Empêcher la transformation automatique des statuts S en permis de séjour au bout de cinq ans. Pas d'égalité avec la population suisse en matière d'aide sociale
26.3544 · Motion · 2026-06-01
Département de justice et police
Déposé
Wortlaut
Le Conseil fédéral est chargé de proposer une modification de la loi pour empêcher que les bénéficiaires du statut S reçoivent automatiquement un permis de séjour B après 5 ans et une autorisation d’établissement après 10 ans.
Begründung
Comme le Conseil fédéral l’a rappelé plusieurs fois, le statut S, conçu comme temporaire, doit aboutir à un retour au pays. L’octroi automatique et inconditionnel d’un permis de séjour après 5 ans (art. 74, al. 2, LAsi) est en contradiction flagrante avec ce principe. Cette pratique complique et empêche aussi le retour en Ukraine de personnes indispensables à la reconstruction du pays.

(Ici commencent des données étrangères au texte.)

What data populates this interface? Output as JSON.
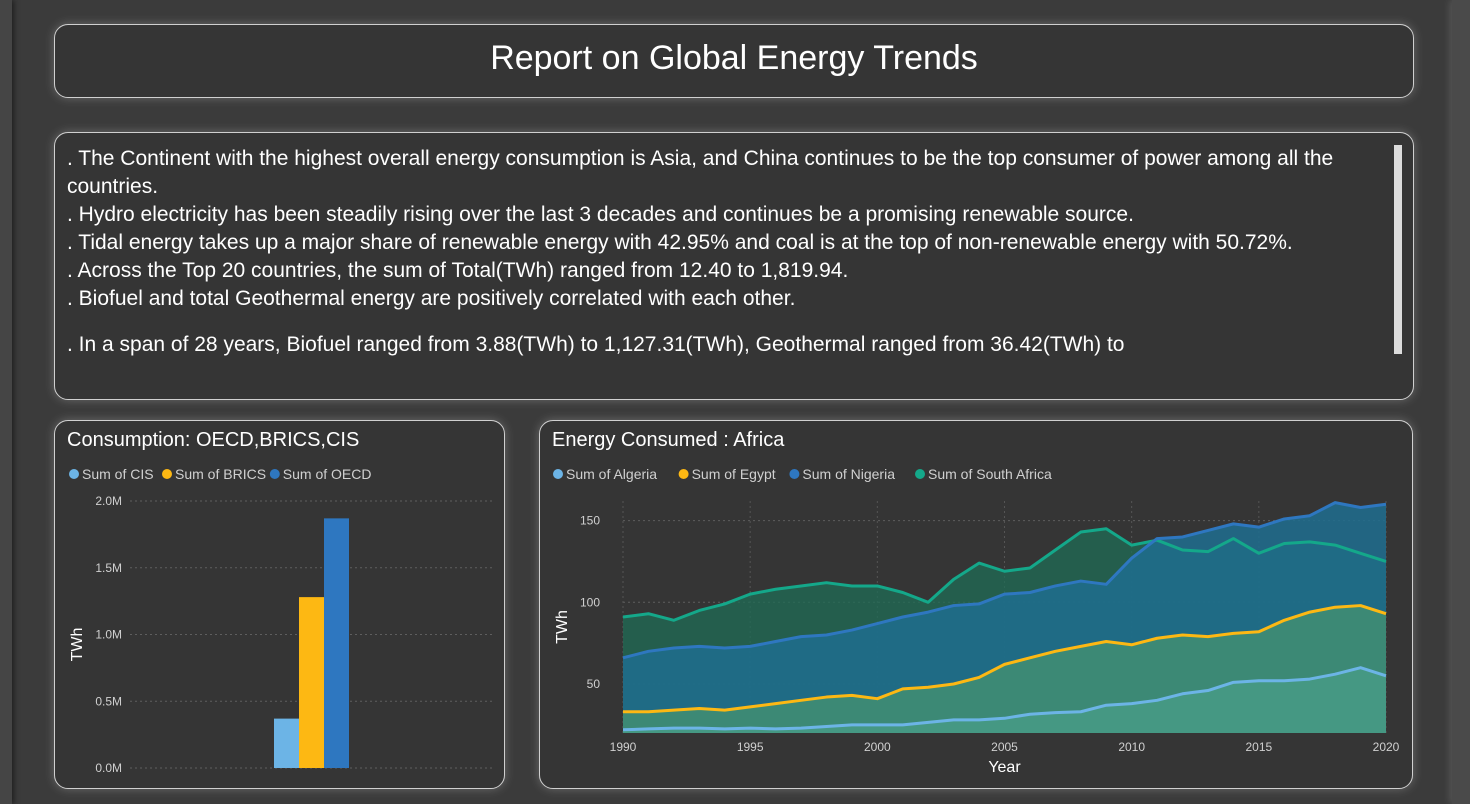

L’art. 74, al. 2, LAsi est tout bonnement une disposition aberrante et mal conçue dès le départ. Elle crée en outre une inégalité de traitement (supplémentaire) avec les personnes relevant de l’asile et celles admises à titre provisoire. En effet, celles-ci doivent déposer une demande et être bien intégrées si elles veulent obtenir une autorisation de séjour (autorisations pour cas de rigueur). Autre problème : cette situation contraire au système favorise le regroupement familial, ce qui n’est pas dans l’intérêt de la Suisse.
Il est particulièrement choquant que les personnes bénéficiant du statut S puissent recevoir, dès l’octroi du permis de séjour, les mêmes prestations sociales que les Suisses (et les étrangers titulaires d’un permis de travail). Beaucoup de personnes en profiteraient : fin septembre 2025, 70 530 bénéficiaires du statut S vivaient en Suisse. Parmi eux, le taux d’activité des personnes en âge de travailler s’élevait à 35,5 %, tout en sachant que beaucoup d’entre elles ne travaillaient qu’à temps partiel. L’octroi automatique de permis de séjour mettrait encore plus à mal notre système social.
Compte tenu de la forte croissance démographique, il n’est pas judicieux de surcharger nos infrastructures (écoles, routes, transports publics, logements, crèches, centres de conseil) avec encore plus d’étrangers titulaires d’un permis de séjour, et ainsi accroître encore plus la pression sociale.
Il convient donc d’empêcher l’octroi automatique de permis de séjour aux bénéficiaires du statut S. Une autre solution serait de prolonger le délai à 10 ans si le statut S devait être maintenu.